The Grind
It's already spring. Wow. Anyway, I almost can't believe it's been three months since I last blogged, but I was on the job market and actually got interviews. This entailed a lot of waiting on tenterhooks, which translated to radio silence for me as most of the time I was in my head or trying to forget about work. Sadly, I don't have good news to report. The market was terrible for almost everyone I know, including some really amazing scholar-academics, supply far exceeding demand and all that by-now unsurprising stuff.
It was incredibly difficult, being on the market. Like many others, I'm sure, I had to struggle against the feeling of being an impostor and a failure. (That I put that last sentence in past tense is part bravado, I think!) I'm just glad that the season is basically over. But I am still trying to finish this year, keeping my head down as much as possible except for a couple of recent conferences.

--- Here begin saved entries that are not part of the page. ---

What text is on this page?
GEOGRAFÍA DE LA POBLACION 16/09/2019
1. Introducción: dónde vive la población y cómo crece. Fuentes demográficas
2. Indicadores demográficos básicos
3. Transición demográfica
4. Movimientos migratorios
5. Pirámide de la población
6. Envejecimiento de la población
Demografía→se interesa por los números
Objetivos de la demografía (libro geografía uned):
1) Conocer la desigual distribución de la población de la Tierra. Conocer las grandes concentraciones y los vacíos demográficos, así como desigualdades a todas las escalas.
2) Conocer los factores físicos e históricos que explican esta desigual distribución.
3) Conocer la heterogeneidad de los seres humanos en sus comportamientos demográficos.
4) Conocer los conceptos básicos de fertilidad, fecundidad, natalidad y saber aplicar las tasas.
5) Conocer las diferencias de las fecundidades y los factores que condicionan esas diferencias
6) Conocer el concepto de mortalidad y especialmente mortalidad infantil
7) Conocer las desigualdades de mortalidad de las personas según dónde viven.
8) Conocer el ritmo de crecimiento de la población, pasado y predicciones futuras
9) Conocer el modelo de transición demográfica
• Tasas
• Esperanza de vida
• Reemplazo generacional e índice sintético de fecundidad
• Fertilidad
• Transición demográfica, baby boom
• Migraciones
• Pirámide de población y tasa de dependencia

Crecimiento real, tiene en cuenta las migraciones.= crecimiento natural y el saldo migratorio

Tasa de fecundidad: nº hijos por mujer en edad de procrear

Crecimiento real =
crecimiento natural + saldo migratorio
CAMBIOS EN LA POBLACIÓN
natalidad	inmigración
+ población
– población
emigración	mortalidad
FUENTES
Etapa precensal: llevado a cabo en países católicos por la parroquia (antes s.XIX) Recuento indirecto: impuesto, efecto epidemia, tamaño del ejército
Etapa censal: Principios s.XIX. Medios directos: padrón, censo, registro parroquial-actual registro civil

Speaking of which, the first was the Critical Ethnic Studies Conference in Riverside (see Jack Halberstam's write-up of this major event), and the second was the ACLA Conference in Vancouver. This was my first time at both of these conferences. While I was on a panel with friends (who are fabulously smart) at the CES, my experience in Vancouver was more to my taste, mostly because of the format of the ACLA seminars: a set group of people meet over the course of 3 days, 2 hours/day, and share their papers with one another. This allows for more sustained conversation among folks who have similar and/or related concerns. I found the conversations very interesting, if not exactly productive; the last meeting on Sunday morning, when I presented my paper, was compromised by half of my seminar going missing, even though I believe that the papers given that day were superb (excepting my own). I heard that at least one of the absent seminar members had to catch his flight, and perhaps it was the same for the others. Indeed, that's the only thing I would change about the conference: shift the conference from Friday-Sunday to Thursday-Saturday so that people can have three full days of meeting and save Sunday for their travel day.
Anyway, I opted not to submit this year to my favorite go-to conference, the Association for Asian American Studies Conference, because I decided that going to two big conferences in a season was enough. I am sad that I will miss seeing old friends as well as the chance to visit New Orleans, but I am relieved to have the time to work not just on my diss but also on copy-edits for my forthcoming article in positions as well as on the course that I am teaching this summer.
So I have a very full plate until the Fall. When the job market frenzy starts again. Oy.